Cosmological Constraints from Measurements of Type Ia Supernovae discovered during the first 1.5 years of the Pan-STARRS1 Survey
A. Rest, D. Scolnic, R. J. Foley, M. E. Huber, R. Chornock, G. Narayan, J. L. Tonry, E. Berger, A. M. Soderberg, C. W. Stubbs, A. Riess, R. P. Kirshner, S. J. Smartt, E. Schlafly, S. Rodney, M. T. Botticella, D. Brout, P. Challis, I. Czekala, M. Drout, M. J. Hudson, R. Kotak, C. Leibler, R. Lunnan, G. H. Marion, M. McCrum, D. Milisavljevic, A. Pastorello, N. E. Sanders, K. Smith, E. Stafford, D. Thilker, S. Valenti, W. M. Wood-Vasey, Z. Zheng, W. S. Burgett, K. C. Chambers, L. Denneau, P. W. Draper, H. Flewelling, K. W. Hodapp, N. Kaiser, R. P. Kudritzki, E. A. Magnier, N. Metcalfe, P. A. Price, W. Sweeney, R. Wainscoat, C. Waters
TL;DR
This study presents 146 spectroscopically confirmed Type Ia supernovae from the first 1.5 years of Pan-STARRS1 MDF observations, focusing on precise photometric calibration (1.2% systematics) and robust light-curve fitting to constrain dark energy.
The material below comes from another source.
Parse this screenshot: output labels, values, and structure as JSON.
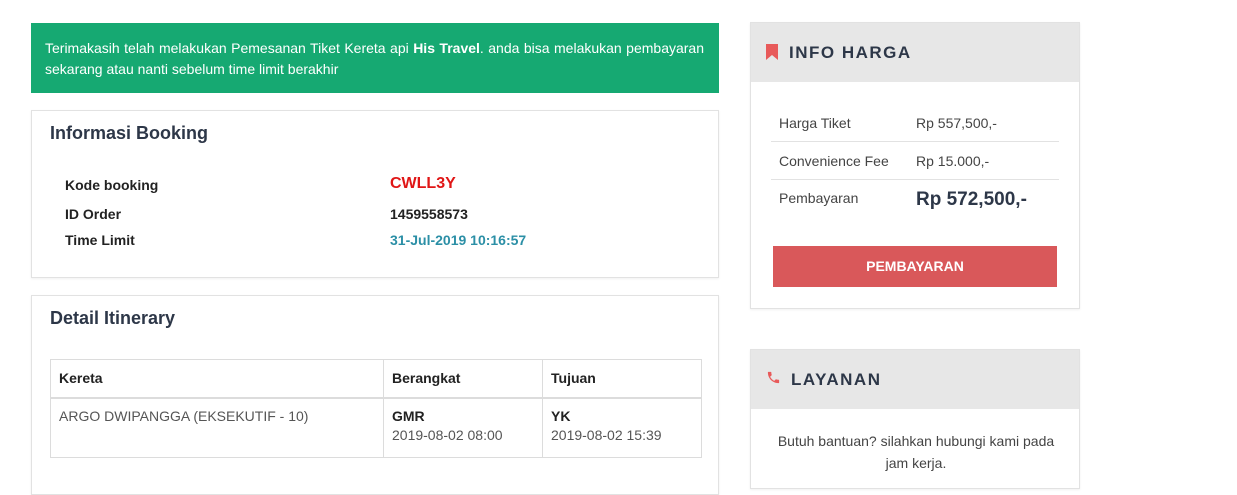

Using SALT2 fits and a three-stage sample-cut process, the authors derive SN distances for 113 high-quality PS1 SNe Ia and 222 low-z SNe, then combine with BAO, Planck CMB, and H_0 to constrain the cosmological parameters. They find w = -1.166^{+0.072}_{-0.069} and Ω_M = 0.280^{+0.013}_{-0.012} when including external data, with a mild tension (∼2.3σ) against a cosmological constant in a flat universe. The results emphasize calibration as the dominant systematic and anticipate substantial improvements with the full PS1 dataset and future HST/NIR observations to better understand dust, intrinsic SN colors, and potential new physics.
Abstract
We present griz light curves of 146 spectroscopically confirmed Type Ia Supernovae ($0.03 < z <0.65$) discovered during the first 1.5 years of the Pan-STARRS1 Medium Deep Survey. The Pan-STARRS1 natural photometric system is determined by a combination of on-site measurements of the instrument response function and observations of spectrophotometric standard stars. We find that the systematic uncertainties in the photometric system are currently 1.2\% without accounting for the uncertainty in the HST Calspec definition of the AB system. A Hubble diagram is constructed with a subset of 113 out of 146 SNe Ia that pass our light curve quality cuts. The cosmological fit to 310 SNe Ia (113 PS1 SNe Ia + 222 light curves from 197 low-z SNe Ia), using only SNe and assuming a constant dark energy equation of state and flatness, yields $w=-1.120^{+0.360}_{-0.206}\textrm{(Stat)} ^{+0.269}_{-0.291}\textrm{(Sys)}$. When combined with BAO+CMB(Planck)+$H_0$, the analysis yields $Ω_{\rm M}=0.280^{+0.013}_{-0.012}$ and $w=-1.166^{+0.072}_{-0.069}$ including all identified systematics (see also Scolnic et al. 2014). The value of $w$ is inconsistent with the cosmological constant value of $-1$ at the 2.3$σ$ level. Tension endures after removing either the BAO or the $H_0$ constraint, though it is strongest when including the $H_0$ constraint. If we include WMAP9 CMB constraints instead of those from Planck, we find $w=-1.124^{+0.083}_{-0.065}$, which diminishes the discord to $<2σ$. We cannot conclude whether the tension with flat $Λ$CDM is a feature of dark energy, new physics, or a combination of chance and systematic errors. The full Pan-STARRS1 supernova sample with $\sim\!\!$3 times as many SNe should provide more conclusive results.